Both New York teams are heading into the Winter Meetings trying to fill needs on the pitching staff. It has been no secret that the Yankees are going all-in Vegas style for C.C. Sabathia, and on the other side that the Mets are looking at K-Rod to be their closer. However, each team could potentially benefit from signing some hitters. It has been reported that Sabathia, who would prefer to sign in California, is waiting to see if the Angels keep Teixeira because if not they could move in on him. In that case the Yankees could look at Teixeira. Not much has been mentioned about the Mets lineup, but Ben Shpigel addressed the idea of helping the Mets unbalanced lineup recently in his blog.
He makes a good point about the left-handedness of the Mets lineup. Although Reyes, Castillo, and Beltran hit from both sides, the other non-Wright regulars are lefty with Carlos Delgado, Brian Schneider, and Ryan Church. Getting a right-handed outfielder would normally seem like a pretty easy-ish task, but with Ibanez, Burrell, and Dunn all being lefties, if the Mets want to add a righty not named Manny it may have to come from something creative. Tatis was a nice story last year but he's no regular or even a semi regular. It'd be nice to see some of the youngins come up but like Shpigel mentions they're lefty.
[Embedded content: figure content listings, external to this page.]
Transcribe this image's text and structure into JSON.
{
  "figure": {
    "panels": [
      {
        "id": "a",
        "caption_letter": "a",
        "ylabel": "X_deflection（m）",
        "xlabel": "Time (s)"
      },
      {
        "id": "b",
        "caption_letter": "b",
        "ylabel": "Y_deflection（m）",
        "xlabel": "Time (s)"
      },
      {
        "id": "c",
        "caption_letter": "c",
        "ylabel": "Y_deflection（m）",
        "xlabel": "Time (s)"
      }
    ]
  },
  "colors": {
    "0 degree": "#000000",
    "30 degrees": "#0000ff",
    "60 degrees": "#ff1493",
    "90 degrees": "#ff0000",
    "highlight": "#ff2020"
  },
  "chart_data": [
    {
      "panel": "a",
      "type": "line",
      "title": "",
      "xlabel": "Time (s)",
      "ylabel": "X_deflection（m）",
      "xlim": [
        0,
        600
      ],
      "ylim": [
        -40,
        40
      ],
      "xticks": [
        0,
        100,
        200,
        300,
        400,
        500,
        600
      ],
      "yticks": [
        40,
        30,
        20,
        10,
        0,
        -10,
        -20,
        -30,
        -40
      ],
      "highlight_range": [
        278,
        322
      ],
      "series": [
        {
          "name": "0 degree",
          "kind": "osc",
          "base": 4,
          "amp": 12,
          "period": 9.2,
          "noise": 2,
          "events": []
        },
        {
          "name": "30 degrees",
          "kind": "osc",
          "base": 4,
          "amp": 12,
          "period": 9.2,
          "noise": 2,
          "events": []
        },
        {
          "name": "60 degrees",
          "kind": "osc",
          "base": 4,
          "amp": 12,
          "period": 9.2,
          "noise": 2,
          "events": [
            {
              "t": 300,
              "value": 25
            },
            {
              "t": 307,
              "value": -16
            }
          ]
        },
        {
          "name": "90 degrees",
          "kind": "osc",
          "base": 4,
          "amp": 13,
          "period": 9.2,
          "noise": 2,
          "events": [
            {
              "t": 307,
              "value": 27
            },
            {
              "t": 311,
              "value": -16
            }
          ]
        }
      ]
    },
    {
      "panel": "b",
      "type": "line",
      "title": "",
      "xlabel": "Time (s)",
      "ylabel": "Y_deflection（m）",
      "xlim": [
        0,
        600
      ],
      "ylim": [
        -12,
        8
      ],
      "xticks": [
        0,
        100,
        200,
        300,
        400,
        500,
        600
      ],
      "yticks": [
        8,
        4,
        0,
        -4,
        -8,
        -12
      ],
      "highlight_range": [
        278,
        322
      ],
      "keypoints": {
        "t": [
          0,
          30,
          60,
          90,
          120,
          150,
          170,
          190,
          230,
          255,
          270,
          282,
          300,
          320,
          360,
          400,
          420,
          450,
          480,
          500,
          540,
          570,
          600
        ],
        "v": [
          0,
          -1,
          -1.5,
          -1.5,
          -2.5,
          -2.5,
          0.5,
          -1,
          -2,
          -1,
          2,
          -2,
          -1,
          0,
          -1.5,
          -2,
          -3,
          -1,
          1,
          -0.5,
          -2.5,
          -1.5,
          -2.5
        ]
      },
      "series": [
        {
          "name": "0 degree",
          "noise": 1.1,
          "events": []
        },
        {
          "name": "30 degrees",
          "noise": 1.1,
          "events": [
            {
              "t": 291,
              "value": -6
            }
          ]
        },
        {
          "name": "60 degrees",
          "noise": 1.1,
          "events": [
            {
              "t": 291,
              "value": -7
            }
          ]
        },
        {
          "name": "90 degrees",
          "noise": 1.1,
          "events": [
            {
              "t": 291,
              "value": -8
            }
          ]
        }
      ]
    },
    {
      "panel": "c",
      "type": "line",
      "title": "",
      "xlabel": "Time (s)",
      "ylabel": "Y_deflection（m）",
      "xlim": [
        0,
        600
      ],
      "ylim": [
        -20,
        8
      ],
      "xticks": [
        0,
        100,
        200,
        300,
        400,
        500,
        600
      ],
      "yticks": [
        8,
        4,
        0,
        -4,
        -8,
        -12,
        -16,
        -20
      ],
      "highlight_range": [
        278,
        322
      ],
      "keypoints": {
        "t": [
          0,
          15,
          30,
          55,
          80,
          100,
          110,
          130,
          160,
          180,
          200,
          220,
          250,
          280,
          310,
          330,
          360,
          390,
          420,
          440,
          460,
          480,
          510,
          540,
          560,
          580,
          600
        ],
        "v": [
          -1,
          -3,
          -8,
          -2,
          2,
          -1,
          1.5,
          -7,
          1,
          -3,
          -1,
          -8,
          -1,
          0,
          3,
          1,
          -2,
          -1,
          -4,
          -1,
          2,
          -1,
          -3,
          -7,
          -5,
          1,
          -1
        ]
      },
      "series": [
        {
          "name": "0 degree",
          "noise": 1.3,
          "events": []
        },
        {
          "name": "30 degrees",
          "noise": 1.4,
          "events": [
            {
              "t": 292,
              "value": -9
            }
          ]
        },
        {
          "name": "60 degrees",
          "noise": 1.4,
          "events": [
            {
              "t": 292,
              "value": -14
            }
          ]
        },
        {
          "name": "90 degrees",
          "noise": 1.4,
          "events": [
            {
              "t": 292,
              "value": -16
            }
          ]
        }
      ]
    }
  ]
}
How imperative is it, Shpigel asks, that the Mets add a potent right-hander? Not something huge, but it's something. In the National League with more changes having an overload of lefties could hurt the Mets late in games, although not nearly as much as their relief. Let's face it, the Mets missed the playoffs because their healthy closer stunk when it mattered and his replacements were laughably worse. The Mets didn't miss the playoffs because they couldn't hit lefty specialists late in games. Both New York teams need to, like they are, focus on pitching. If that fails plan B can be hitting, but wasting any money or time now to tweak already good lineups shouldn't be part of the plan.